The findings were laid out in a pair of studies published July 5 in the journal Proceedings of the National Academy of Sciences.

HIV-1 is the most common type of HIV that attacks the immune system and leads to AIDS. The virus takes control and destroys certain white blood cells, including CD4+ T-cells. There is no cure for HIV, but antiretroviral medications can suppress the replication of the virus and prevent progression to AIDS. However, if people stop taking their medications, the virus starts replicating again. Because the virus needs a protective covering to infect other cells, these studies focused new attention on the biology and activity that creates this “viral envelope.”

“The HIV genome is very small, so to replicate itself, it hijacks all sorts of cellular machinery. Neutral sphingomyelinase-2 is one piece of this hijacked machinery that we found is absolutely essential for HIV to properly replicate itself,” says Norman Haughey, Ph.D., professor of neurology at the Johns Hopkins University School of Medicine and a co-corresponding author of both studies.

For the first of the newly reported studies, researchers built on earlier observations of the role of the enzyme nSMase2. This cellular enzyme breaks down complex fats in cell membranes into simpler forms called ceramides.
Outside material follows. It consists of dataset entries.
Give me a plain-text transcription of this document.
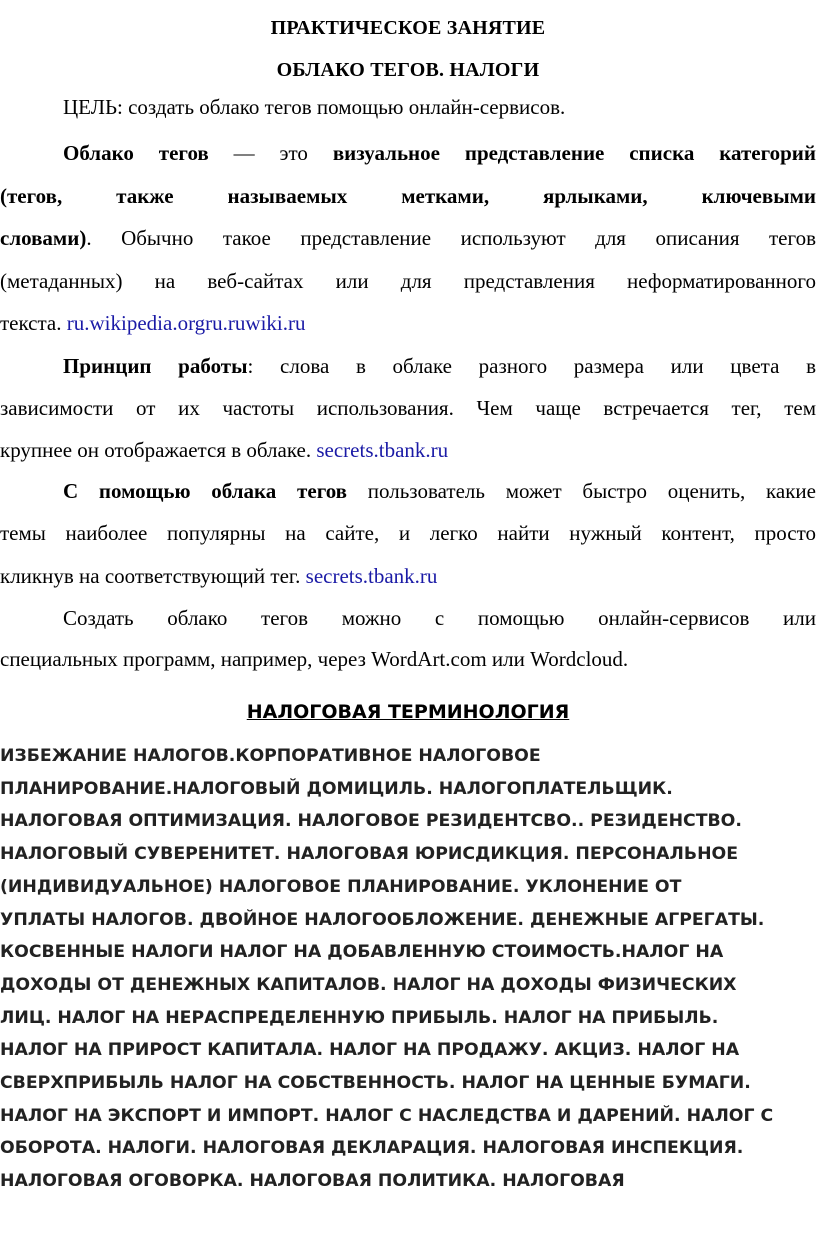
ПРАКТИЧЕСКОЕ ЗАНЯТИЕ
ОБЛАКО ТЕГОВ. НАЛОГИ
ЦЕЛЬ: создать облако тегов помощью онлайн-сервисов.
Облако тегов — это визуальное представление списка категорий
(тегов, также называемых метками, ярлыками, ключевыми
словами). Обычно такое представление используют для описания тегов
(метаданных) на веб-сайтах или для представления неформатированного
текста. ru.wikipedia.orgru.ruwiki.ru
Принцип работы: слова в облаке разного размера или цвета в
зависимости от их частоты использования. Чем чаще встречается тег, тем
крупнее он отображается в облаке. secrets.tbank.ru
С помощью облака тегов пользователь может быстро оценить, какие
темы наиболее популярны на сайте, и легко найти нужный контент, просто
кликнув на соответствующий тег. secrets.tbank.ru
Создать облако тегов можно с помощью онлайн-сервисов или
специальных программ, например, через WordArt.com или Wordcloud.
НАЛОГОВАЯ ТЕРМИНОЛОГИЯ
ИЗБЕЖАНИЕ НАЛОГОВ.КОРПОРАТИВНОЕ НАЛОГОВОЕ
ПЛАНИРОВАНИЕ.НАЛОГОВЫЙ ДОМИЦИЛЬ. НАЛОГОПЛАТЕЛЬЩИК.
НАЛОГОВАЯ ОПТИМИЗАЦИЯ. НАЛОГОВОЕ РЕЗИДЕНТСВО.. РЕЗИДЕНСТВО.
НАЛОГОВЫЙ СУВЕРЕНИТЕТ. НАЛОГОВАЯ ЮРИСДИКЦИЯ. ПЕРСОНАЛЬНОЕ
(ИНДИВИДУАЛЬНОЕ) НАЛОГОВОЕ ПЛАНИРОВАНИЕ. УКЛОНЕНИЕ ОТ
УПЛАТЫ НАЛОГОВ. ДВОЙНОЕ НАЛОГООБЛОЖЕНИЕ. ДЕНЕЖНЫЕ АГРЕГАТЫ.
КОСВЕННЫЕ НАЛОГИ НАЛОГ НА ДОБАВЛЕННУЮ СТОИМОСТЬ.НАЛОГ НА
ДОХОДЫ ОТ ДЕНЕЖНЫХ КАПИТАЛОВ. НАЛОГ НА ДОХОДЫ ФИЗИЧЕСКИХ
ЛИЦ. НАЛОГ НА НЕРАСПРЕДЕЛЕННУЮ ПРИБЫЛЬ. НАЛОГ НА ПРИБЫЛЬ.
НАЛОГ НА ПРИРОСТ КАПИТАЛА. НАЛОГ НА ПРОДАЖУ. АКЦИЗ. НАЛОГ НА
СВЕРХПРИБЫЛЬ НАЛОГ НА СОБСТВЕННОСТЬ. НАЛОГ НА ЦЕННЫЕ БУМАГИ.
НАЛОГ НА ЭКСПОРТ И ИМПОРТ. НАЛОГ С НАСЛЕДСТВА И ДАРЕНИЙ. НАЛОГ С
ОБОРОТА. НАЛОГИ. НАЛОГОВАЯ ДЕКЛАРАЦИЯ. НАЛОГОВАЯ ИНСПЕКЦИЯ.
НАЛОГОВАЯ ОГОВОРКА. НАЛОГОВАЯ ПОЛИТИКА. НАЛОГОВАЯ
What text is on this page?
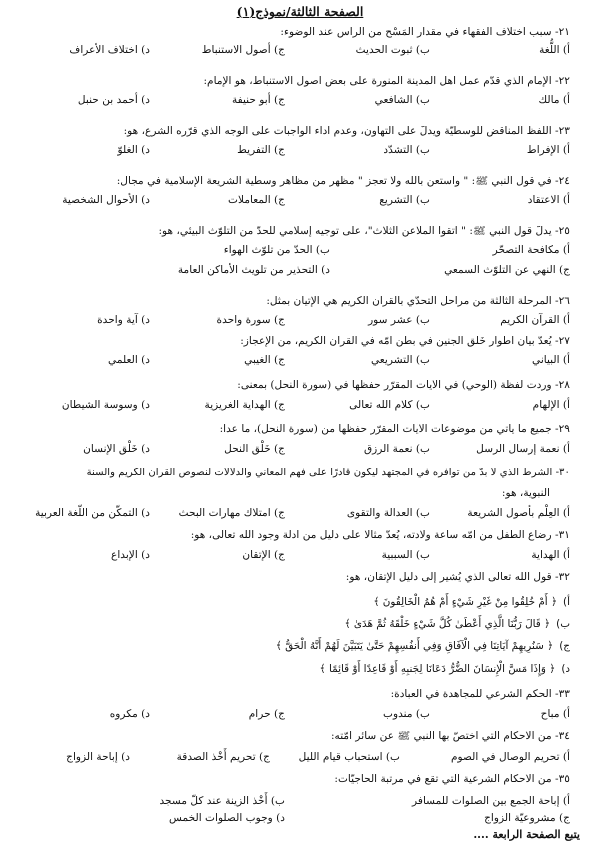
الصفحة الثالثة/نموذج(١)
٢١- سبب اختلاف الفقهاء في مقدار المَسْح من الرأس عند الوضوء:
أ) اللُّغة
ب) ثبوت الحديث
ج) أصول الاستنباط
د) اختلاف الأعراف
٢٢- الإمام الذي قدّم عمل أهل المدينة المنورة على بعض أصول الاستنباط، هو الإمام:
أ) مالك
ب) الشافعي
ج) أبو حنيفة
د) أحمد بن حنبل
٢٣- اللفظ المناقض للوسطيّة ويدلّ على التهاون، وعدم أداء الواجبات على الوجه الذي قرّره الشرع، هو:
أ) الإفراط
ب) التشدّد
ج) التفريط
د) الغلوّ
٢٤- في قول النبي ﷺ: " واستعن بالله ولا تعجز " مظهر من مظاهر وسطية الشريعة الإسلامية في مجال:
أ) الاعتقاد
ب) التشريع
ج) المعاملات
د) الأحوال الشخصية
٢٥- يدلّ قول النبي ﷺ: " اتقوا الملاعن الثلاث"، على توجيه إسلامي للحدّ من التلوّث البيئي، هو:
أ) مكافحة التصحّر
ب) الحدّ من تلوّث الهواء
ج) النهي عن التلوّث السمعي
د) التحذير من تلويث الأماكن العامة
٢٦- المرحلة الثالثة من مراحل التحدّي بالقرآن الكريم هي الإتيان بمثل:
أ) القرآن الكريم
ب) عشر سور
ج) سورة واحدة
د) آية واحدة
٢٧- يُعدّ بيان أطوار خَلق الجنين في بطن أمّه في القرآن الكريم، من الإعجاز:
أ) البياني
ب) التشريعي
ج) الغيبي
د) العلمي
٢٨- وردت لفظة (الوحي) في الآيات المقرّر حفظها في (سورة النحل) بمعنى:
أ) الإلهام
ب) كلام الله تعالى
ج) الهداية الغريزية
د) وسوسة الشيطان
٢٩- جميع ما يأتي من موضوعات الآيات المقرّر حفظها من (سورة النحل)، ما عدا:
أ) نعمة إرسال الرسل
ب) نعمة الرزق
ج) خَلْق النحل
د) خَلْق الإنسان
٣٠- الشرط الذي لا بدّ من توافره في المجتهد ليكون قادرًا على فهم المعاني والدلالات لنصوص القرآن الكريم والسنة
النبوية، هو:
أ) العِلْم بأصول الشريعة
ب) العدالة والتقوى
ج) امتلاك مهارات البحث
د) التمكّن من اللّغة العربية
٣١- رضاع الطفل من أمّه ساعة ولادته، يُعدّ مثالًا على دليل من أدلة وجود الله تعالى، هو:
أ) الهداية
ب) السببية
ج) الإتقان
د) الإبداع
٣٢- قول الله تعالى الذي يُشير إلى دليل الإتقان، هو:
أ)﴿ أَمْ خُلِقُوا مِنْ غَيْرِ شَيْءٍ أَمْ هُمُ الْخَالِقُونَ ﴾
ب)﴿ قَالَ رَبُّنَا الَّذِي أَعْطَىٰ كُلَّ شَيْءٍ خَلْقَهُ ثُمَّ هَدَىٰ ﴾
ج)﴿ سَنُرِيهِمْ آيَاتِنَا فِي الْآفَاقِ وَفِي أَنفُسِهِمْ حَتَّىٰ يَتَبَيَّنَ لَهُمْ أَنَّهُ الْحَقُّ ﴾
د)﴿ وَإِذَا مَسَّ الْإِنسَانَ الضُّرُّ دَعَانَا لِجَنبِهِ أَوْ قَاعِدًا أَوْ قَائِمًا ﴾
٣٣- الحكم الشرعي للمجاهدة في العبادة:
أ) مباح
ب) مندوب
ج) حرام
د) مكروه
٣٤- من الأحكام التي اختصّ بها النبي ﷺ عن سائر أمّته:
أ) تحريم الوصال في الصوم
ب) استحباب قيام الليل
ج) تحريم أَخْذ الصدقة
د) إباحة الزواج
٣٥- من الأحكام الشرعية التي تقع في مرتبة الحاجيّات:
أ) إباحة الجمع بين الصلوات للمسافر
ب) أَخْذ الزينة عند كلّ مسجد
ج) مشروعيّة الزواج
د) وجوب الصلوات الخمس
يتبع الصفحة الرابعة ....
This process helps create a platform on which new virus particles can form. When the virus leaves the cell, it takes a part of the cell’s membrane as its own covering. Ceramide, a specific type of fat in this covering, seems to be crucial for the final stages of the virus’s reproduction.
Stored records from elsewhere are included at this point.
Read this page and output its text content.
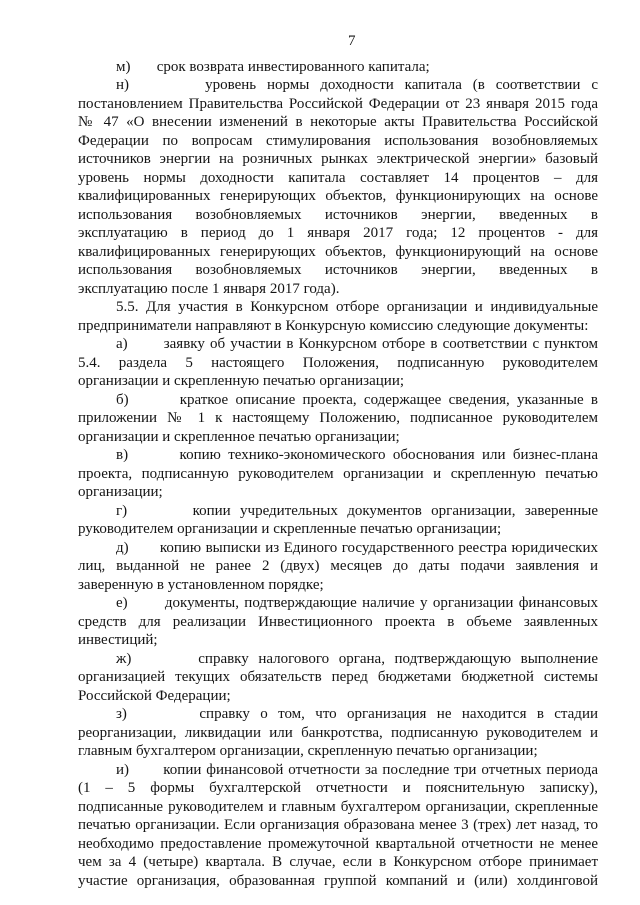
7
м)       срок возврата инвестированного капитала;
н)       уровень нормы доходности капитала (в соответствии с
постановлением Правительства Российской Федерации от 23 января 2015 года
№ 47 «О внесении изменений в некоторые акты Правительства Российской
Федерации по вопросам стимулирования использования возобновляемых
источников энергии на розничных рынках электрической энергии» базовый
уровень нормы доходности капитала составляет 14 процентов – для
квалифицированных генерирующих объектов, функционирующих на основе
использования возобновляемых источников энергии, введенных в
эксплуатацию в период до 1 января 2017 года; 12 процентов - для
квалифицированных генерирующих объектов, функционирующий на основе
использования возобновляемых источников энергии, введенных в
эксплуатацию после 1 января 2017 года).
5.5. Для участия в Конкурсном отборе организации и индивидуальные
предприниматели направляют в Конкурсную комиссию следующие документы:
а)       заявку об участии в Конкурсном отборе в соответствии с пунктом
5.4. раздела 5 настоящего Положения, подписанную руководителем
организации и скрепленную печатью организации;
б)       краткое описание проекта, содержащее сведения, указанные в
приложении № 1 к настоящему Положению, подписанное руководителем
организации и скрепленное печатью организации;
в)       копию технико-экономического обоснования или бизнес-плана
проекта, подписанную руководителем организации и скрепленную печатью
организации;
г)       копии учредительных документов организации, заверенные
руководителем организации и скрепленные печатью организации;
д)       копию выписки из Единого государственного реестра юридических
лиц, выданной не ранее 2 (двух) месяцев до даты подачи заявления и
заверенную в установленном порядке;
е)       документы, подтверждающие наличие у организации финансовых
средств для реализации Инвестиционного проекта в объеме заявленных
инвестиций;
ж)       справку налогового органа, подтверждающую выполнение
организацией текущих обязательств перед бюджетами бюджетной системы
Российской Федерации;
з)       справку о том, что организация не находится в стадии
реорганизации, ликвидации или банкротства, подписанную руководителем и
главным бухгалтером организации, скрепленную печатью организации;
и)       копии финансовой отчетности за последние три отчетных периода
(1 – 5 формы бухгалтерской отчетности и пояснительную записку),
подписанные руководителем и главным бухгалтером организации, скрепленные
печатью организации. Если организация образована менее 3 (трех) лет назад, то
необходимо предоставление промежуточной квартальной отчетности не менее
чем за 4 (четыре) квартала. В случае, если в Конкурсном отборе принимает
участие организация, образованная группой компаний и (или) холдинговой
“We show in these papers that if we target the enzyme nSMase2 in a cell that’s making the virus, it changes the lipid composition of the virus particle, and this blocks virus maturation and thus virus infectivity,” says Eric Freed, Ph.D., a co-corresponding author of both studies and director of the HIV Dynamics and Replication Program at the Center for Cancer Research at the National Cancer Institute within the National Institutes of Health.
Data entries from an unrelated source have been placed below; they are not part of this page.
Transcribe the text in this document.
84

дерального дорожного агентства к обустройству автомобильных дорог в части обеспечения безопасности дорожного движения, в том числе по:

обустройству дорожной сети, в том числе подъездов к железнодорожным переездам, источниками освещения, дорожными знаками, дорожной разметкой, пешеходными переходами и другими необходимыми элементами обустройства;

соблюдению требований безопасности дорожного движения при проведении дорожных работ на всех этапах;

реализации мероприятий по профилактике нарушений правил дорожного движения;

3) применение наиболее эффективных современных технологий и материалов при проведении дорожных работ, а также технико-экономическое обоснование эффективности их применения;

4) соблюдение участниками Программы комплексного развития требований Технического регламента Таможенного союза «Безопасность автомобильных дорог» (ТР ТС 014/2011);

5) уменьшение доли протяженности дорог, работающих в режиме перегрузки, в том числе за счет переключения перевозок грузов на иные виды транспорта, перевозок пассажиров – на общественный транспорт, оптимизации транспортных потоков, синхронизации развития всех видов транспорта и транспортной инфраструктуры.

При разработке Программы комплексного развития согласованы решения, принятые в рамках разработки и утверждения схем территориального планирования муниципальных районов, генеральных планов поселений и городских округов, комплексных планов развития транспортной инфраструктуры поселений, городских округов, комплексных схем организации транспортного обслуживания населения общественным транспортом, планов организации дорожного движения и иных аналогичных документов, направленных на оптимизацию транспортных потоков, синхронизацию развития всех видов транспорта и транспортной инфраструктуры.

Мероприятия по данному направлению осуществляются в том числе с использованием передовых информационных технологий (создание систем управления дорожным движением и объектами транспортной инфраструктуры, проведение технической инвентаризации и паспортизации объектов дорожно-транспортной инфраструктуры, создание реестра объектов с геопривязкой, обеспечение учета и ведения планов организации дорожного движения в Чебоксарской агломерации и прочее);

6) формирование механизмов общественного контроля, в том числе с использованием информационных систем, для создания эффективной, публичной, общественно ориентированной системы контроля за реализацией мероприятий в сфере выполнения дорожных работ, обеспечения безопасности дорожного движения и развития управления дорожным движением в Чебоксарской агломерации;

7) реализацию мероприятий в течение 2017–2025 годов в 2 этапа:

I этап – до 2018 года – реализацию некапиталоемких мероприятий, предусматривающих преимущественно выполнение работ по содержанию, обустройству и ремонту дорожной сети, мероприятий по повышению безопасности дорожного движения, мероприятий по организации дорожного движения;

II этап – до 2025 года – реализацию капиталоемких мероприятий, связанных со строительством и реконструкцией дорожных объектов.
The second study tested an nSMase2-inhibiting experimental compound called PDDC on the mice with human-like immune systems that were infected with HIV. The compound reduced HIV levels in the blood to undetectable levels, similar to the current treatment used by people with HIV. When the regular treatment was stopped, HIV returned quickly. However, with PDDC, 80% of the treated animals didn’t have a rebound in HIV. Haughey says the compound seems to target and kill the cells that HIV needs to reproduce, stopping the virus from infecting other cells.

“Even after four decades of research, there are still parts of the HIV replication cycle we do not understand. These studies add critical knowledge of how HIV replicates,” says Freed. Haughey adds that their results offer the first demonstration of using an nSMase2 blocker to stop actively replicating HIV in living cells, and the first antiretroviral target that is capable of killing infected cells. “We’re talking about a new target that has the potential for a new therapeutic approach for treating HIV infection,” Haughey says.

“We still have a long way to go, this is just a piece of the puzzle. This enzyme is one foot in the door to better understanding the viral lipid composition in the late stages of the replication cycle,” Freed cautioned, as many more preclinical studies must be done before any attempt is made to use nSMase2 inhibitors in people infected with HIV.

Other researchers include Seung-Wan Yoo, Abdul Waheed, Yanan Zhu, Eva Agostino, Lwar Naing, Yuta Hikichi, Ferri Soheilian, Yun Song, Peijun Zhang, Barbara Slusher, Pragney Deme, Seuhmus Tohumeken, Rana Rais, Matt Smith, Catherine DeMarino, Peter Calabresei and Fatah Kashanchi.

These studies were funded by grants from the National Institute of Mental Health (R01MH131469 and P30MH075673) and the Intramural Research Program of the Center for Cancer Research, National Cancer Institute, both part of the National Institutes of Health.

Haughey and Slusher are listed in patent applications filed by Johns Hopkins Technology Ventures covering novel compositions and utilities of nSMase2 inhibitors, including PDDC. This arrangement has been reviewed and approved by The Johns Hopkins University in accordance with its conflict-of-interest policies.